Not so fast. Sure, all of the files are similarly sized after zipping. This is useful for sharing files. But having to keep large file sizes on a hard drive is not ideal even if they can be compressed for distribution. There is finite space on any system and some files can be in the hundreds of MB to hundreds of GB range. Dealing with file formats and multiple file versions which are this large can easily drain the permanent storage capacity of most systems.

But an equally important concern, is how long it takes write and read different file formats.

In order to test reading speeds, I loaded each of the different full dataframe files fifty times. I also tested how long it would take to unzip then load that file.

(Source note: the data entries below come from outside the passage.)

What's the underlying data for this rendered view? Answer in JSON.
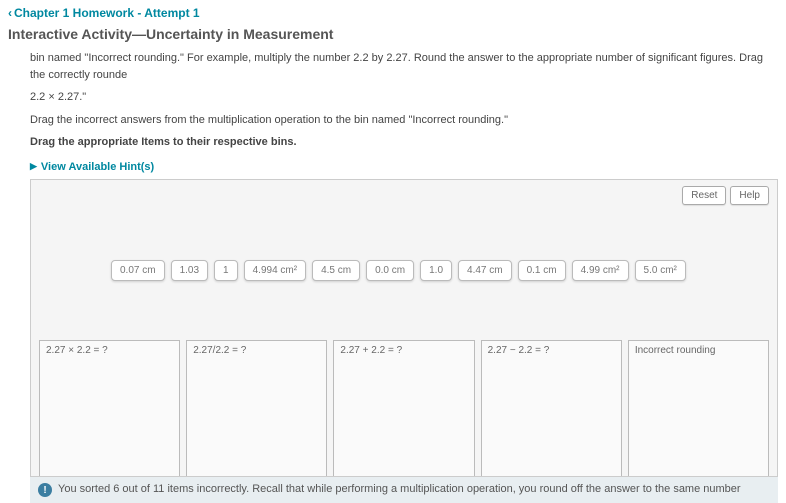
{
  "header": {
    "back_label": "Chapter 1 Homework - Attempt 1"
  },
  "title": "Interactive Activity—Uncertainty in Measurement",
  "instructions": {
    "p1": "bin named \"Incorrect rounding.\" For example, multiply the number 2.2 by 2.27. Round the answer to the appropriate number of significant figures. Drag the correctly rounde",
    "p2": "2.2 × 2.27.\"",
    "p3": "Drag the incorrect answers from the multiplication operation to the bin named \"Incorrect rounding.\"",
    "p4": "Drag the appropriate Items to their respective bins."
  },
  "hints_label": "View Available Hint(s)",
  "buttons": {
    "reset": "Reset",
    "help": "Help"
  },
  "chips": [
    "0.07 cm",
    "1.03",
    "1",
    "4.994 cm²",
    "4.5 cm",
    "0.0 cm",
    "1.0",
    "4.47 cm",
    "0.1 cm",
    "4.99 cm²",
    "5.0 cm²"
  ],
  "bins": [
    "2.27 × 2.2 = ?",
    "2.27/2.2 = ?",
    "2.27 + 2.2 = ?",
    "2.27 − 2.2 = ?",
    "Incorrect rounding"
  ],
  "feedback": "You sorted 6 out of 11 items incorrectly. Recall that while performing a multiplication operation, you round off the answer to the same number"
}
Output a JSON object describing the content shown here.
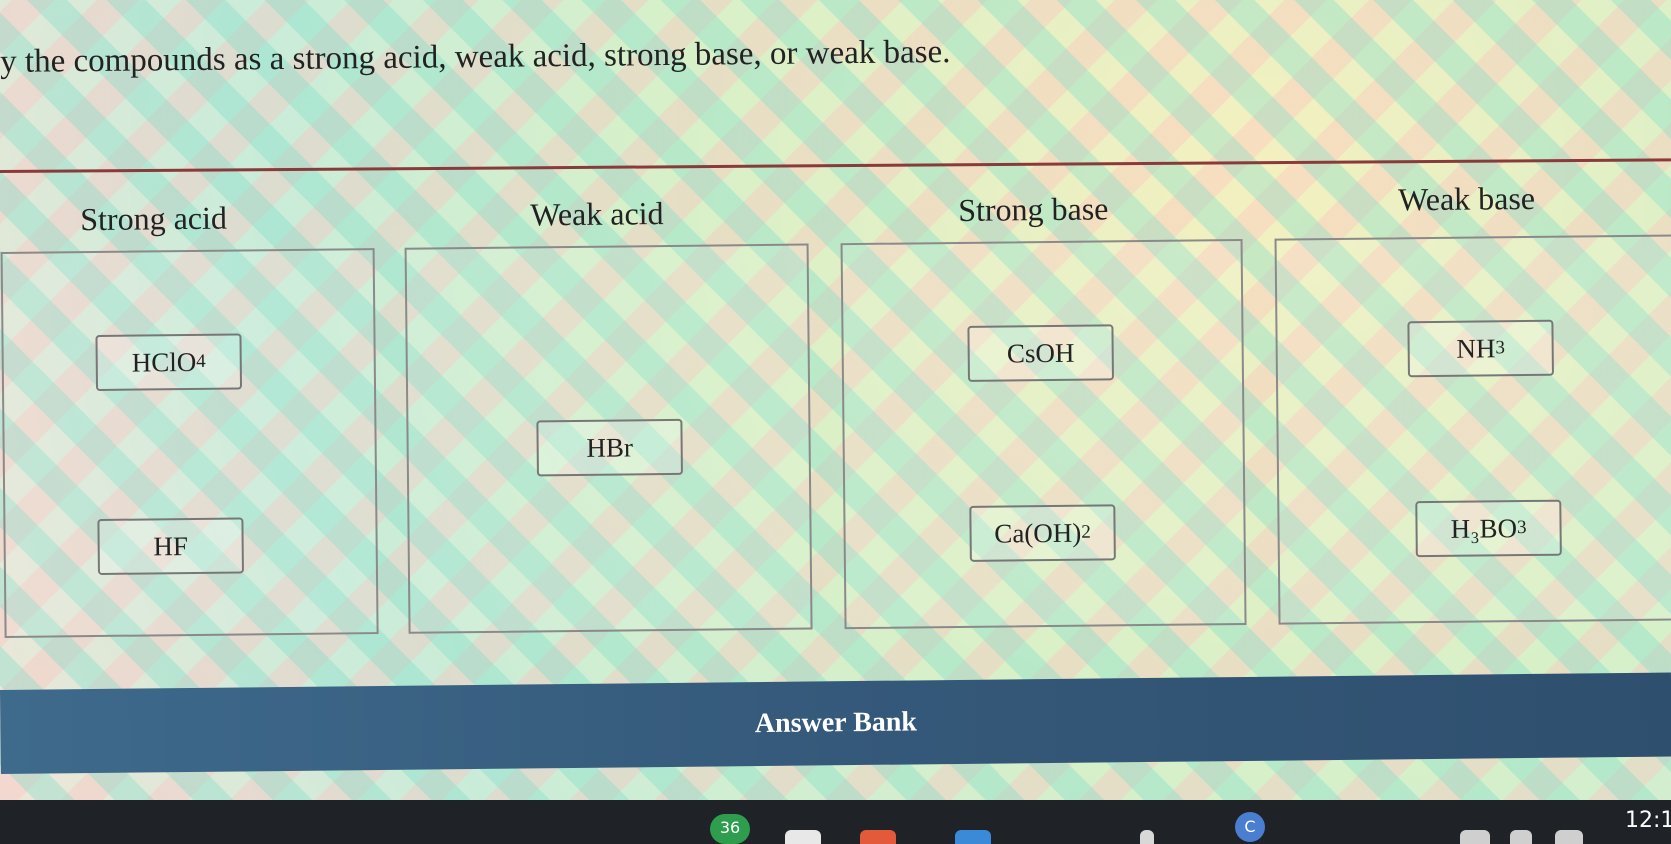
{
  "question": {
    "instruction": "y the compounds as a strong acid, weak acid, strong base, or weak base."
  },
  "categories": [
    {
      "label": "Strong acid"
    },
    {
      "label": "Weak acid"
    },
    {
      "label": "Strong base"
    },
    {
      "label": "Weak base"
    }
  ],
  "placed_items": {
    "strong_acid": [
      {
        "formula": "HClO",
        "sub": "4"
      },
      {
        "formula": "HF",
        "sub": ""
      }
    ],
    "weak_acid": [
      {
        "formula": "HBr",
        "sub": ""
      }
    ],
    "strong_base": [
      {
        "formula": "CsOH",
        "sub": ""
      },
      {
        "formula": "Ca(OH)",
        "sub": "2"
      }
    ],
    "weak_base": [
      {
        "formula": "NH",
        "sub": "3"
      },
      {
        "formula": "H₃BO",
        "sub": "3"
      }
    ]
  },
  "answer_bank": {
    "label": "Answer Bank"
  },
  "taskbar": {
    "badge_count": "36",
    "c_icon_letter": "C",
    "clock": "12:1"
  }
}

Figure 4: Reading and unzipping average speeds

From Figure 4, we can see that read speeds roughly correspond with the size of files. We can see that even a relatively small file (30 MB csv file) can take as long as 7 seconds to open. Working with large files saved in an inefficient format can be very frustrating.

In contrast, saving files in efficient formats can dramatically cut down on the time taken opening those files. Using the most efficient format (rds), files could be 100 times larger than those used in this simulation and still open in less than a minute.

# Conclusions

Finding common file formats that any software can access is not easy. As a result many public data sets are provided in archaic formats which are poorly suited for end users.

This results in a wide pool of software sweets having the ability to access these datasets. However, with inefficient file formats comes a higher demand on the hardware of end users. I am unlikely to be the only person struggling with opening some of these large "public access" datasets.

Those maintaining these datasets will argue that sticking with the standard, inefficient format is the best of bad options. However, there is no reason they could not post datasets in rds formats in addition to the outdated formats they currently exist in.

And no we need not argue that selecting one software language to save data in will be biased toward those languages. Already many federal databases come with code supplements in Stata, SAS, or SPSS. To access these supplements, one is required to have paid access to that software.

Yet, R is free and its database format is public domain. Any user could download R, open a rds or Rdata file, then save that file in a format more suited to their purposes. None of these other proprietary database formats can boast the same.